A good thing about eigen is that it doesn’t require you to use delta tensors or anything to prepare the density matrix ITensor or turn it into a matrix. You just need to pass in arrays of the indices that you want to be considered collectively as the “row” indices and the “column” indices.

From the diagonal elements of the eigenvalue tensor that is returned, you can do something like:

S = 0.0
for n=1:dim(D, 1)
  p = D[n,n]
  S -= p * log(p)
end

to compute the entropy S.

2 Likes

I have also been computing the mutual information for all pairs of sites. I’m curious what is the best way to calculate the RDMs. I have been using the following formulas

\rho^A_{i j} = \braket{\psi | P^A_{i j} | \psi}

and

\rho^{A, B}_{i j k \ell} = \braket{\psi | P^A_{i j} P^B_{k \ell} | \psi}

where P^A_{i j} is an operator that acts on site A and is all zeros except for the entry at (i, j). This can be done fairly cleanly using expect and correlation_matrix, but more importantly if \psi has some conserved quantities then many of the entries in the RDM are known to be zero. For example if \psi is composed of electron sites that conserve particle number and spin only the diagonal entries of \rho^A_{i j} need to be calculated.

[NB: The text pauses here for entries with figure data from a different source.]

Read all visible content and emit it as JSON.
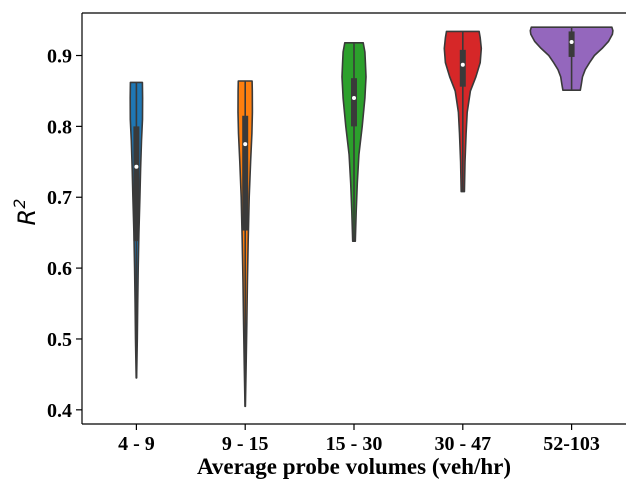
{
  "chart_data": {
    "type": "violin",
    "xlabel": "Average probe volumes (veh/hr)",
    "ylabel": "R",
    "ylabel_superscript": "2",
    "ylim": [
      0.38,
      0.96
    ],
    "yticks": [
      0.4,
      0.5,
      0.6,
      0.7,
      0.8,
      0.9
    ],
    "ytick_labels": [
      "0.4",
      "0.5",
      "0.6",
      "0.7",
      "0.8",
      "0.9"
    ],
    "categories": [
      "4 - 9",
      "9 - 15",
      "15 - 30",
      "30 - 47",
      "52-103"
    ],
    "series": [
      {
        "category": "4 - 9",
        "color": "#1f77b4",
        "min": 0.445,
        "q1": 0.638,
        "median": 0.743,
        "q3": 0.8,
        "max": 0.862,
        "profile": [
          [
            0.445,
            0.004
          ],
          [
            0.5,
            0.016
          ],
          [
            0.55,
            0.024
          ],
          [
            0.6,
            0.034
          ],
          [
            0.65,
            0.046
          ],
          [
            0.7,
            0.064
          ],
          [
            0.74,
            0.078
          ],
          [
            0.78,
            0.094
          ],
          [
            0.81,
            0.112
          ],
          [
            0.84,
            0.114
          ],
          [
            0.862,
            0.11
          ]
        ]
      },
      {
        "category": "9 - 15",
        "color": "#ff7f0e",
        "min": 0.405,
        "q1": 0.653,
        "median": 0.775,
        "q3": 0.815,
        "max": 0.864,
        "profile": [
          [
            0.405,
            0.004
          ],
          [
            0.46,
            0.016
          ],
          [
            0.52,
            0.03
          ],
          [
            0.58,
            0.04
          ],
          [
            0.64,
            0.056
          ],
          [
            0.7,
            0.074
          ],
          [
            0.75,
            0.1
          ],
          [
            0.79,
            0.124
          ],
          [
            0.82,
            0.132
          ],
          [
            0.85,
            0.13
          ],
          [
            0.864,
            0.126
          ]
        ]
      },
      {
        "category": "15 - 30",
        "color": "#2ca02c",
        "min": 0.638,
        "q1": 0.8,
        "median": 0.84,
        "q3": 0.868,
        "max": 0.918,
        "profile": [
          [
            0.638,
            0.024
          ],
          [
            0.68,
            0.04
          ],
          [
            0.72,
            0.06
          ],
          [
            0.76,
            0.09
          ],
          [
            0.8,
            0.15
          ],
          [
            0.84,
            0.2
          ],
          [
            0.87,
            0.22
          ],
          [
            0.89,
            0.21
          ],
          [
            0.905,
            0.2
          ],
          [
            0.918,
            0.17
          ]
        ]
      },
      {
        "category": "30 - 47",
        "color": "#d62728",
        "min": 0.708,
        "q1": 0.856,
        "median": 0.887,
        "q3": 0.908,
        "max": 0.934,
        "profile": [
          [
            0.708,
            0.03
          ],
          [
            0.75,
            0.04
          ],
          [
            0.79,
            0.06
          ],
          [
            0.82,
            0.08
          ],
          [
            0.85,
            0.14
          ],
          [
            0.87,
            0.24
          ],
          [
            0.89,
            0.32
          ],
          [
            0.91,
            0.34
          ],
          [
            0.925,
            0.32
          ],
          [
            0.934,
            0.3
          ]
        ]
      },
      {
        "category": "52-103",
        "color": "#9467bd",
        "min": 0.851,
        "q1": 0.898,
        "median": 0.919,
        "q3": 0.934,
        "max": 0.94,
        "profile": [
          [
            0.851,
            0.16
          ],
          [
            0.86,
            0.18
          ],
          [
            0.87,
            0.2
          ],
          [
            0.88,
            0.25
          ],
          [
            0.89,
            0.33
          ],
          [
            0.9,
            0.42
          ],
          [
            0.91,
            0.56
          ],
          [
            0.92,
            0.68
          ],
          [
            0.93,
            0.75
          ],
          [
            0.935,
            0.76
          ],
          [
            0.94,
            0.74
          ]
        ]
      }
    ],
    "grid": false,
    "legend": "none"
  }
}
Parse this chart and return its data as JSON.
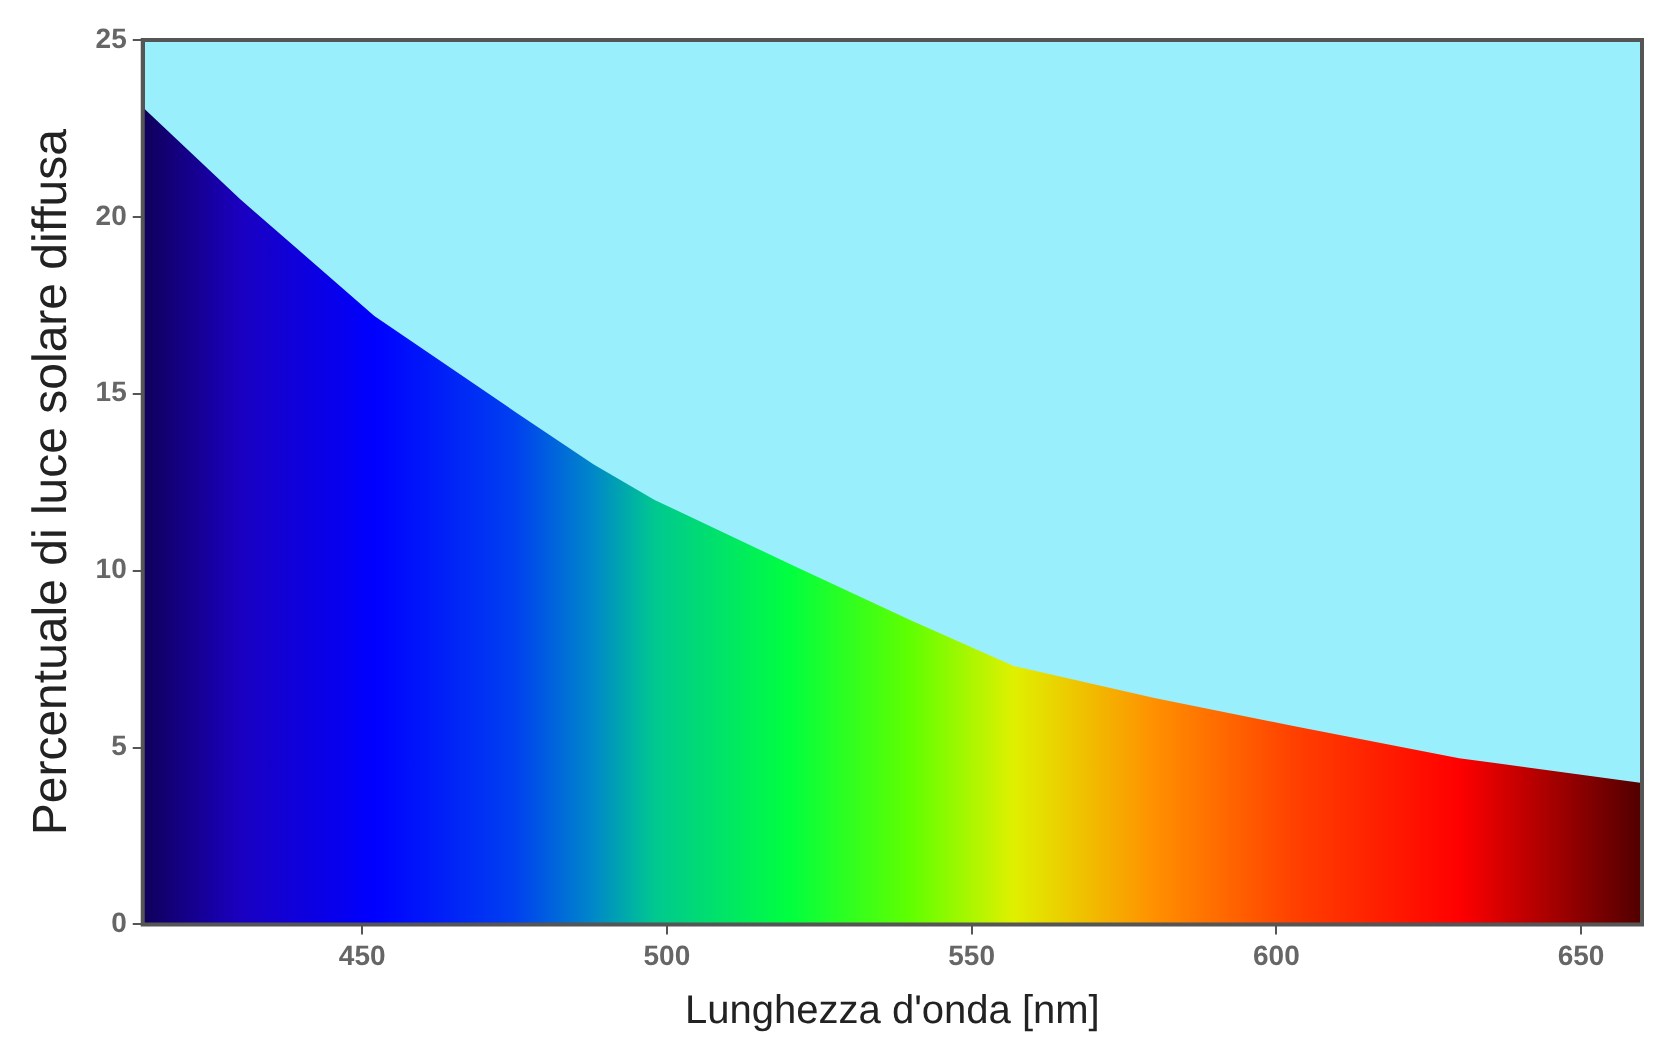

I did kind of just hack this together so, so I’d love to hear about a better approach! (I also think it would be a nice addition to ITensor to have a function to calculate RDMs).

1 Like

Thank you very much for helping!
Sorry if I didn’t reply sooner, but I’ve had a busy few weeks and only recently have I finally tested the change and it works very well!

I’ve also added a check on the eigenvalues:

#=
Diagonalization of the two-sites reduced density matrix
=#
D_AB, _ = eigen(rho_AB, L_inds, R_inds); 

S_AB = 0.0;
for n=1:dim(D_AB, 1)
    p = D_AB[n,n]
#Added a check if the value is 0.0, I'll skip the calculation
    if p == 0.0
        nothing
    else
        S_AB -= p * log(p)
    end
end

Best,
Fabio.

I am new to Julia and ITensors. Could you please tell how do you determine L_inds and R_inds?